Nach einer kurzen Rast geht es vorbei an weidenden Schafen und glänzenden Grashalmen über steinige Stufen hinunter. Vor uns ein pfeifendes Murmeltier - zu neugierig, um sich in den Bau zu verkriechen. Rechts unter uns zieht sich der Trübe See (2344 m) in die Länge, blaugrün schimmernd, und mit jedem Meter, den wir hinabsteigen, bietet er unseren Augen ein neues Farbspektrum.

Drei-Hütten-Blick und Kneipp-Bad

Je länger wir wandern, desto schweigsamer werden wir. Nur die Bäche rauschen ununterbrochen, von fern und nah, mal leiser, mal lauter, mal dumpfer, mal klarer … Das Wasser begleitet einen hier vom ersten bis zum letzten Schritt. Als wir von den Egetlahner zu den Sandböden absteigen, stürzt links der mächtige Fernbach die Felsen hinab.

Schweren Herzens entscheiden wir uns nach der Einkehr in der Grohmannhütte, nicht auf dem Serpentinenweg Nr. 9 zur Teplitzerhütte und zum Pfurnsee aufzusteigen, sondern ostwärts zum Aglsboden abzusteigen – mit kurzem Halt am „Drei-Hütten-Blick“, wo die Grohmannhütte, die höher gelegene Teplitzhütte und das weit entfernte Becherhaus gleichzeitig zu sehen sind.

Der Himmel öffnet sich, als wir an der Bergziegenherde vorbei und über die Hängebrücke zur Aglsbodenalm wandern.
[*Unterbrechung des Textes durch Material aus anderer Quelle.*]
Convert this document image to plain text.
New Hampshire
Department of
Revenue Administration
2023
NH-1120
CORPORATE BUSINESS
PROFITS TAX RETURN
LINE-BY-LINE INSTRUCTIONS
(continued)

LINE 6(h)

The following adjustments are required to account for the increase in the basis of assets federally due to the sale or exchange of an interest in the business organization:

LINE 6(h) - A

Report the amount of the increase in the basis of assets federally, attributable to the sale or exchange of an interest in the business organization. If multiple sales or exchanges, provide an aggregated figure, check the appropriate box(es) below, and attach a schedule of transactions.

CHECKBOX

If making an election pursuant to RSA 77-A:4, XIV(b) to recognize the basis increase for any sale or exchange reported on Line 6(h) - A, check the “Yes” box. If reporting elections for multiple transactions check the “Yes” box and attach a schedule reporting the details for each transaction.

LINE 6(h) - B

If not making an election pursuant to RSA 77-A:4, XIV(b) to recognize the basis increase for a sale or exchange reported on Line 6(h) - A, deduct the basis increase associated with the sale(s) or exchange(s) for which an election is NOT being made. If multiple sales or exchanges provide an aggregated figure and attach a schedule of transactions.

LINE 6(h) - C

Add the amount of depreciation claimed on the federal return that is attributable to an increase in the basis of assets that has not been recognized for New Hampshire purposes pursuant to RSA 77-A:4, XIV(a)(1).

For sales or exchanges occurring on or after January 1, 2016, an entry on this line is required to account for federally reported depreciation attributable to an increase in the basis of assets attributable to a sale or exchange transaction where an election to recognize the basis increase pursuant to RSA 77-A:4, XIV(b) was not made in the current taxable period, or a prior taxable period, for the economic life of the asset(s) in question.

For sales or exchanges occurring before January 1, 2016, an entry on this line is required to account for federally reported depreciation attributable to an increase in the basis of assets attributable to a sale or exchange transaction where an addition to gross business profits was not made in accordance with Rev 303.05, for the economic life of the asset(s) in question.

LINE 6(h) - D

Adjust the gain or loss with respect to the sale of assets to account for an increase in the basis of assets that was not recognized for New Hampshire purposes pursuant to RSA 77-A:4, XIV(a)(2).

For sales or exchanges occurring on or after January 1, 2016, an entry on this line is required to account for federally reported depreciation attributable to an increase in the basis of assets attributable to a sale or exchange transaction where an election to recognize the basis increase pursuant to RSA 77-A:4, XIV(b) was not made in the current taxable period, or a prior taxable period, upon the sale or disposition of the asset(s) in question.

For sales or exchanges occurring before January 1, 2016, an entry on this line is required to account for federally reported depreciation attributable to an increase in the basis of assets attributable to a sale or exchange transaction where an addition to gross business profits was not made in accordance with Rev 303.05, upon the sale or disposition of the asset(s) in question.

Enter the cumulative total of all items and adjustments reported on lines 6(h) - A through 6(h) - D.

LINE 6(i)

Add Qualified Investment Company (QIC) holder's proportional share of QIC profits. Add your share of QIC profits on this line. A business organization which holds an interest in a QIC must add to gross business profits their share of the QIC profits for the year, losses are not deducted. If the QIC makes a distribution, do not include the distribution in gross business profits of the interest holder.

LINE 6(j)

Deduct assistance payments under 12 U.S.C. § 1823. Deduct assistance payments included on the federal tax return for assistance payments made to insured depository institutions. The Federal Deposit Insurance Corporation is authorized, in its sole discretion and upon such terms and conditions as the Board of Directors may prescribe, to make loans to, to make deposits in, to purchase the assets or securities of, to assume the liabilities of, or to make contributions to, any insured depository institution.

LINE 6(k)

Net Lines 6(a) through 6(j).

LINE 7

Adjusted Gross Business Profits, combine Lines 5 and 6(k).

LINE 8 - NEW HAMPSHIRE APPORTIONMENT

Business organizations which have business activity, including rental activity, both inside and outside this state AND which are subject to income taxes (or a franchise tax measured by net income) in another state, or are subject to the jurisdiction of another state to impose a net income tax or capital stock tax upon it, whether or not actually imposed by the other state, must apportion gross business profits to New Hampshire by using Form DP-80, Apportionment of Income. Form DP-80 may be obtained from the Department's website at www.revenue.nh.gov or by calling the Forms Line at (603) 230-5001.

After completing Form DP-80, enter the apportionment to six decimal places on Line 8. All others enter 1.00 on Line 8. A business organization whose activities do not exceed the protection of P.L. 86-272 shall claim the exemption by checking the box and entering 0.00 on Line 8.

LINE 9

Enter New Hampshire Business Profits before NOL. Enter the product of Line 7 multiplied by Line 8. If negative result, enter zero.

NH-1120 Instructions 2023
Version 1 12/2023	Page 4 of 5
Sonne überall, nur harmlose Wolken. Genau wie es der Wetterbericht vorhergesagt hat. Bevor es über die Burkhardklamm und den Bergweg 9 zurück nach Maiern, unserem Ausgangspunkt, geht, kneippen wir noch im Fischerteich bei der Aglsbodenalm. Nächstes Jahr geht’s wieder zu den Seen hoch. Das sind wir den trocken gebliebenen Badesachen in unseren Rucksäcken schuldig.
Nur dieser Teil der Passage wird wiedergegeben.